A planning application seeking the replacement of an ‘old fuel tank’ used to service a licensed petrol station was rejected by the Planning Commission despite applicant had insisted that the proposed tank would be compliant to European Norms. To substantiate its decision, the Commission held as follows:
1. The petrol station was located close to Mdina;
2. The proposal raised amenity and transport safety issues;
3. The development failed to comply with Urban Objective 2.1 and Thematic Objective 8.7 of the Strategic Plan for Environment and Development (SPED) since it was not compatible with the existing character and immediate urban context;
4. The proposal was unsympathetic with the adjoining buildings and would therefore compromise the quality and visual amenity of the area.
Applicant felt aggrieved by the said decision and filed an appeal before the Environment and Planning Review Tribunal, contending that the permission should have been issued. In his appeal, applicant (now, appellant) put forward the following arguments:
1. The petrol station was covered by a valid operational license;
2. The station was also covered by a planning permit which was issued in 2006. The Authority was thus obliged not to stifle the current operations since applicant enjoyed a vested rights;
3. The proposal was limited to simply replacing an underground tank in line with health and safety legislation;
4. On the part of consultees, there was no objection to the proposal;
5. The current Fuel Station Policy allows the carrying out of upgrading works in existing petrol stations;
6. Contrary to what the Authority had asserted, the fuel tank was located below street level and thus, no visual issues were envisaged.
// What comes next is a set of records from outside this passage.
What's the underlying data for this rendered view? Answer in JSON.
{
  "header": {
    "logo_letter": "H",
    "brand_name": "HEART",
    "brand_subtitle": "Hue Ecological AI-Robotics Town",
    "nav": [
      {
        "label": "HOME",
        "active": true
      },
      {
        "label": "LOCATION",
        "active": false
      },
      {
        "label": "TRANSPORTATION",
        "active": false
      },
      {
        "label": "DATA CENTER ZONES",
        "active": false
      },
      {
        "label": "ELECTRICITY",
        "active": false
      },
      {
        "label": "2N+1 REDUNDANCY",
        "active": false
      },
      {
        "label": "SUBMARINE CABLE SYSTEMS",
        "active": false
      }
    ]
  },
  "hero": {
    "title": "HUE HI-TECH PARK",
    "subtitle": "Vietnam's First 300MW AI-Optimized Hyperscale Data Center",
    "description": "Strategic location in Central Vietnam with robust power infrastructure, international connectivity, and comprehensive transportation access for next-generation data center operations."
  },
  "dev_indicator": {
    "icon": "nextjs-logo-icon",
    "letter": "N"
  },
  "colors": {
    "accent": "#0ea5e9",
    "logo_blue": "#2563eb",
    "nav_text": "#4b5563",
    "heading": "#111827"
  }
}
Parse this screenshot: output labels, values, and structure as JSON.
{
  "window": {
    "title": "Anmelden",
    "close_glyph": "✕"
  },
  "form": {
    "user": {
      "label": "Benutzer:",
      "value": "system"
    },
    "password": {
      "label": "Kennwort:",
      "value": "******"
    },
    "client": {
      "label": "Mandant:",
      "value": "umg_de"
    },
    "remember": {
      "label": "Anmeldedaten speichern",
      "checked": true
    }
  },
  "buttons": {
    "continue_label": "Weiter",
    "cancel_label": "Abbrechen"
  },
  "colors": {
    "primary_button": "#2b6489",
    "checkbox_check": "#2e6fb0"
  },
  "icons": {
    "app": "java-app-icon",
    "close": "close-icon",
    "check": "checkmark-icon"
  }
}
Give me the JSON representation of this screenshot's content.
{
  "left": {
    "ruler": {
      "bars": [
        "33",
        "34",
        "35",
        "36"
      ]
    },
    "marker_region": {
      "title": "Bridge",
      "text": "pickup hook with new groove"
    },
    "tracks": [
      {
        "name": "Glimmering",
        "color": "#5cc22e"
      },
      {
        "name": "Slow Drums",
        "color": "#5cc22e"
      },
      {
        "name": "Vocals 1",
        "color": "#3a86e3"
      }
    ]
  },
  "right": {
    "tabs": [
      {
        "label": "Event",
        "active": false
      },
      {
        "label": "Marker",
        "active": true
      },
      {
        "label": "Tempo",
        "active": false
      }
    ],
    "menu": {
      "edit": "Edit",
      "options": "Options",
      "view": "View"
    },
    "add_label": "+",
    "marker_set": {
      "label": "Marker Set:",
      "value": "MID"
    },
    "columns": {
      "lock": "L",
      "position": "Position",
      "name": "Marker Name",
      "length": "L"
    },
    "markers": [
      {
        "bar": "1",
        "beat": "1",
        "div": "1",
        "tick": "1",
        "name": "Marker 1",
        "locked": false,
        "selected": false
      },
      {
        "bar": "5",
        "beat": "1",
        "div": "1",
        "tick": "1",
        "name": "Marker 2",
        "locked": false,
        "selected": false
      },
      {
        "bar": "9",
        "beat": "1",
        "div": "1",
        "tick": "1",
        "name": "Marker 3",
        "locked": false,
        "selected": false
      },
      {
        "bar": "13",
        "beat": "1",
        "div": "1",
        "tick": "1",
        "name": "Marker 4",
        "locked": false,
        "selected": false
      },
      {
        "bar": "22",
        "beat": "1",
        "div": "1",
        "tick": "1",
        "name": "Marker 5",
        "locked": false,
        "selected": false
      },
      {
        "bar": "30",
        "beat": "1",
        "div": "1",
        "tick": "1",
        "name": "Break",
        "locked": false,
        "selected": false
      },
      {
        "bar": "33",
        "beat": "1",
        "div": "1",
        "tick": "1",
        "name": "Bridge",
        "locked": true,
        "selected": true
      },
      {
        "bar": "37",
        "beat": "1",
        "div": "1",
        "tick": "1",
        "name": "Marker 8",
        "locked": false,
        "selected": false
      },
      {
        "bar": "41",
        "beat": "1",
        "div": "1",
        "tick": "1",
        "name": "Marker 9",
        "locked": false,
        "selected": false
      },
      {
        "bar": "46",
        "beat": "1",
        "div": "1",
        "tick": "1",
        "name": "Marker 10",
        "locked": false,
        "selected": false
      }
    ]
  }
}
In reply, the case officer reiterated that the Authority was primarily concerned with the site sensitivity in terms of both visual context and public safety. Whilst acknowledging that the Authority was not intent on ‘shutting down all present petrol stations’, the officer however argued that those ‘currently operating in undesirable areas’ should be relocated.
In its assessment, the Tribunal observed that paragraph 2.2 of the Fuel Service Station Policy held that existing fuel stations, particularly those located in Urban Conservation areas, are to be relocated to more appropriate areas should there be amenity, safety or transport issues. The Tribunal, however, noted that in the present case, applicant only sought to replace an existing fuel tank. Moreover, the Tribunal observed that Transport Malta and the Malta Resources Authority were not against the proposal. Against this background, the Tribunal ordered the Planning Authority to issue the permit subject to applicant obtaining clearance from the Superintendence of Cultural Heritage prior to commencement of works.